We solved a similar question in class: $\mathbb{Z}_8$ is not the homomorphic image of $\mathbb{Z}_{15}$ because if $f \colon \mathbb{Z}_{15} \to \mathbb{Z_8}$ is a homomorphism, then $|Im(f)|$ divides $15$ and since $\gcd (15, 8)=1$, the homomorphism is trivial.
I can't use this method here because $\gcd(9, 9)= 9.$
On
Suppose we have a surjective homomorphism $\phi:\mathbb{Z}_3 \times \mathbb{Z}_3 \rightarrow \mathbb{Z}_9$.
From the isomorphism theorems, we will have that $( \mathbb{Z}_3 \times \mathbb{Z}_3) / \ker(\phi) \cong \mathbb{Z}_9$. For this to hold, the order of the quotient group on the left must match the order of $\mathbb{Z}_9$ on the right, which forces $\ker(\phi) = \{id\}$.
This is a contradiction because...
Suppose we have a homomorphism $G \to H$ between two groups of equal size.

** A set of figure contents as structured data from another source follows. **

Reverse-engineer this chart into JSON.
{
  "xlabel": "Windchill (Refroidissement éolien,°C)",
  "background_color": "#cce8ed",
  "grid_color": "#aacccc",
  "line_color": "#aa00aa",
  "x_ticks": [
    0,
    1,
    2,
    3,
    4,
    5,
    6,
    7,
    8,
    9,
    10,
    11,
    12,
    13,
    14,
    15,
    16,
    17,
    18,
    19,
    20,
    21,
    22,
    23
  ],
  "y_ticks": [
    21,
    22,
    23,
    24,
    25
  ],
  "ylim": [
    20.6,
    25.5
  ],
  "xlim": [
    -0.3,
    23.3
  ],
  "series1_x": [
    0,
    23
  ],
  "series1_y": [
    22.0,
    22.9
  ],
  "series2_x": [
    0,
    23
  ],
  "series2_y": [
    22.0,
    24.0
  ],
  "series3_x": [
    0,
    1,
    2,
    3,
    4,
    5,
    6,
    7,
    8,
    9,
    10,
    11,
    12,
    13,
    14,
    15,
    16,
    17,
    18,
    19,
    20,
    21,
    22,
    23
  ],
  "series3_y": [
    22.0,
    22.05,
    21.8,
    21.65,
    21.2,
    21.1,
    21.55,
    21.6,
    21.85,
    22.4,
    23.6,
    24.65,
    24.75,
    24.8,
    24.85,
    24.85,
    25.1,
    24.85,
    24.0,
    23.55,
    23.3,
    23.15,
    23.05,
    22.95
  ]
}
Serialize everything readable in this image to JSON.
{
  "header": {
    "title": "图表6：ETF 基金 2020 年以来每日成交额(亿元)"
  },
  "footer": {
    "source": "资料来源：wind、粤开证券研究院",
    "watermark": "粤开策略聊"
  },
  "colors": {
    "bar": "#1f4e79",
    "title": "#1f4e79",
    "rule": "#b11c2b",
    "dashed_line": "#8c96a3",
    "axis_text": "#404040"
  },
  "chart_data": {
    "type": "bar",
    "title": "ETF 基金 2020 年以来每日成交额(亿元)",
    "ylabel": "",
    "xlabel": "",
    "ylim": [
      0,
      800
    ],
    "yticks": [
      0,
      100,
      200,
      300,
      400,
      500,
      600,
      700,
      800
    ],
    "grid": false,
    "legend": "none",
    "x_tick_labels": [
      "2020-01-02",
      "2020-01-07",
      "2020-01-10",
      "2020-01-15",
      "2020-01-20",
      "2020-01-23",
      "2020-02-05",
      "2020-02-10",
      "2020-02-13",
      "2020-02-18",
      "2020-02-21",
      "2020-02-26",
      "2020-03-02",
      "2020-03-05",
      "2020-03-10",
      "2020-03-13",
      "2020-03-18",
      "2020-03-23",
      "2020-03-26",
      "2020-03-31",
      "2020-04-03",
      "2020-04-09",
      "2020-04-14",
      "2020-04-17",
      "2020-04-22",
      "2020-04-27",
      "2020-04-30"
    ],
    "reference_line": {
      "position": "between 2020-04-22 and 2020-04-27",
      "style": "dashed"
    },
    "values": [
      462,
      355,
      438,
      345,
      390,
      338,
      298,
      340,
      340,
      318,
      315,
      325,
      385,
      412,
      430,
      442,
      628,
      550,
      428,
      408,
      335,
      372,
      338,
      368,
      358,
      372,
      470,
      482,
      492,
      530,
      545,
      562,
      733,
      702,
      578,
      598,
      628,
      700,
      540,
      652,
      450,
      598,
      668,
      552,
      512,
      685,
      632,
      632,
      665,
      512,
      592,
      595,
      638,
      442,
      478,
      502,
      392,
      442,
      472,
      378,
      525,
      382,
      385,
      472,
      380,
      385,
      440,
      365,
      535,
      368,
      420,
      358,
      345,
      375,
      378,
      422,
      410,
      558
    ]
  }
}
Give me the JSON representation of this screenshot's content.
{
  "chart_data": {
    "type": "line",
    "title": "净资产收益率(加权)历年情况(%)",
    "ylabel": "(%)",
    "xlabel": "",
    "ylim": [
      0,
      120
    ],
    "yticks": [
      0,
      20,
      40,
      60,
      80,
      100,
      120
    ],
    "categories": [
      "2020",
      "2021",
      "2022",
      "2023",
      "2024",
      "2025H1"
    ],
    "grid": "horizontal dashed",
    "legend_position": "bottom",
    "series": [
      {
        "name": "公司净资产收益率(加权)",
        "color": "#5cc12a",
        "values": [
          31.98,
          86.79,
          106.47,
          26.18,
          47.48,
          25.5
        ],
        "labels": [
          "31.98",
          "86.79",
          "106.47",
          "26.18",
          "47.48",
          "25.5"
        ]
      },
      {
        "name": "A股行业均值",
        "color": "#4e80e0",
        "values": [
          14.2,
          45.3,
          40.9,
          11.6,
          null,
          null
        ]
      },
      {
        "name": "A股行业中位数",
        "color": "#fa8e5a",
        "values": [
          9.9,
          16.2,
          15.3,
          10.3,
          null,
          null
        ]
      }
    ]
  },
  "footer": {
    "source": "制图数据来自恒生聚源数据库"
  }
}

Then $H$ is isomorphic to a quotient of $G$, so we must have $G \cong H$ because $G$ is the only quotient of $G$ having the same number of elements of $H$.
So it remains to show that $\mathbb{Z}/9\mathbb{Z}$ and $(\mathbb{Z}/3\mathbb{Z})^2$ are not isomorphic.
Note that $\mathbb{Z}/9\mathbb{Z}$ has an element of order $9$, whereas $(\mathbb{Z}/3\mathbb{Z})^2$ does not. Alternatively, you can count the number of subgroups of order $3$.